Lata Badane spożycie magnezu w mg / dzień
Magnezowe pierwiastki śladowe 10: 162-28
Poniżej znajduje się lista niektórych z najbardziej bogatych w magnez dietetycznych produktów spożywczych, w tym normalnych rozmiarów porcji i kalorii:
Uwaga: zdrowsze jest spożywanie jak największej liczby pozycji na liście w formie surowej. Produkty sojowe nie są zalecane ze względu na powszechne stosowanie soi GMO i inne problemy zdrowotne związane z soją.
Lista dietetycznych źródeł magnezu pokazuje, że może być możliwe uzyskanie optymalnej, a przynajmniej minimalnej, ilości z diety, robienie tego codziennie wymagałoby bardzo starannego planowania. Kiedy przetworzona żywność jest częścią diety, staje się jeszcze bardziej mało prawdopodobne, aby społeczeństwo spożywało wystarczającą ilość codziennie przez same źródła dietetyczne.
Tylko suplementacja prawdopodobnie zrekompensuje tak powszechny niedobór dla większości ludzi. Ponieważ te same problemy ze zubożeniem gleby i dietą powodują niedobory wielu innych ważnych minerałów, dobrym pomysłem byłoby uzupełnienie magnezu, a także uzupełnienie go szeroką gamą innych minerałów. Suplementy mineralne to te, które pochodzą z całej żywności i źródeł roślinnych, ponieważ są łatwiej wchłaniane niż wydobywane minerały skalne.

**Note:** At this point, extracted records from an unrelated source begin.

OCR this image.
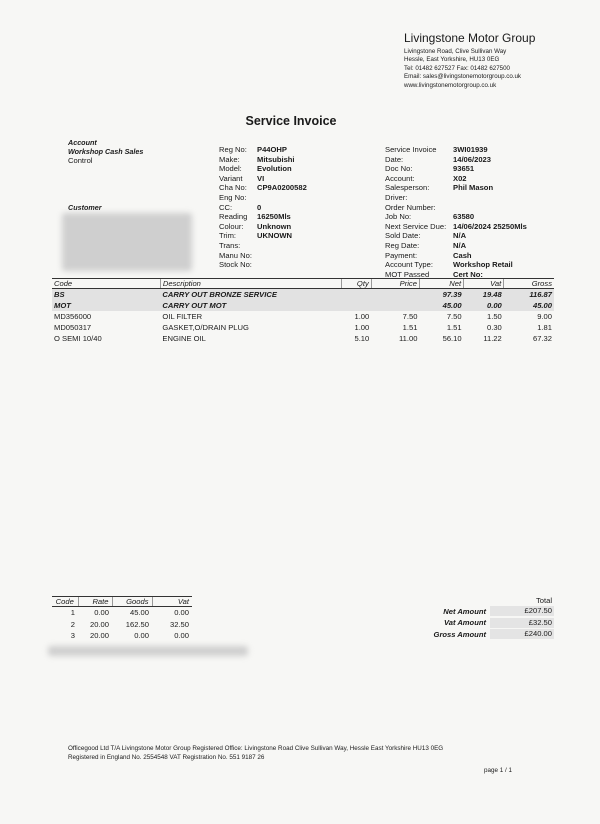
Livingstone Motor Group
Livingstone Road, Clive Sullivan Way
Hessle, East Yorkshire, HU13 0EG
Tel: 01482 627527 Fax: 01482 627500
Email: sales@livingstonemotorgroup.co.uk
www.livingstonemotorgroup.co.uk
Service Invoice
Account
Workshop Cash Sales
Control
Customer
Reg No:	P44OHP
Make:	Mitsubishi
Model:	Evolution
Variant	VI
Cha No:	CP9A0200582
Eng No:
CC:	0
Reading	16250Mls
Colour:	Unknown
Trim:	UKNOWN
Trans:
Manu No:
Stock No:
Service Invoice	3WI01939
Date:	14/06/2023
Doc No:	93651
Account:	X02
Salesperson:	Phil Mason
Driver:
Order Number:
Job No:	63580
Next Service Due: 14/06/2024 25250Mls
Sold Date:	N/A
Reg Date:	N/A
Payment:	Cash
Account Type:	Workshop Retail
MOT Passed	Cert No:
Code	Description	Qty	Price	Net	Vat	Gross
BS	CARRY OUT BRONZE SERVICE			97.39	19.48	116.87
MOT	CARRY OUT MOT			45.00	0.00	45.00
MD356000	OIL FILTER	1.00	7.50	7.50	1.50	9.00
MD050317	GASKET,O/DRAIN PLUG	1.00	1.51	1.51	0.30	1.81
O SEMI 10/40	ENGINE OIL	5.10	11.00	56.10	11.22	67.32
Code	Rate	Goods	Vat
1	0.00	45.00	0.00
2	20.00	162.50	32.50
3	20.00	0.00	0.00
Total
Net Amount	£207.50
Vat Amount	£32.50
Gross Amount	£240.00
Officegood Ltd T/A Livingstone Motor Group Registered Office: Livingstone Road Clive Sullivan Way, Hessle East Yorkshire HU13 0EG
Registered in England No. 2554548 VAT Registration No. 551 9187 26
page 1 / 1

Do niedawna uważano, że najlepszymi formami uzupełniającego były te chelatowane do aminokwasu (glicynian, taurynian ) lub półproduktu cyklu Krebsa (jabłczan, cytrynian, fumaran). Teraz orotan magnezu jest uważany za lepszą formę doustnego, a my mamy również olej magnezowy. Olej magnezowy zawiera chlorek magnezu i jest nakładany bezpośrednio na skórę, dzięki czemu poziomy dawkowania można bezpiecznie podnieść do wysokiego poziomu bez biegunki i problemów z wchłanianiem. Jedynym efektem ubocznym zbyt dużej ilości jest luźny stolec. Zmniejszenie dawki lub podzielenie dziennych dawek na mniejsze ilości rozwiązuje problem.
Badania krwi na obecność magnezu są notorycznie niedokładne, ponieważ tylko około 1 procent całkowitej puli w organizmie znajduje się poza żywymi komórkami. Dlatego poziomy w surowicy krwi są notorycznie niedokładne, a lekarz nie może łatwo stwierdzić na podstawie badania krwi, czy poziom magnezu jest niski.
Aby uzyskać optymalne zdrowie, spożycie magnezu i wapnia musi wynosić około 1 do 2. Tak więc, jeśli uzupełniasz 500 mg, powinieneś uzupełnić 1000 mg wapnia (lub mniej, jeśli masz dużo wapnia w diecie i mało).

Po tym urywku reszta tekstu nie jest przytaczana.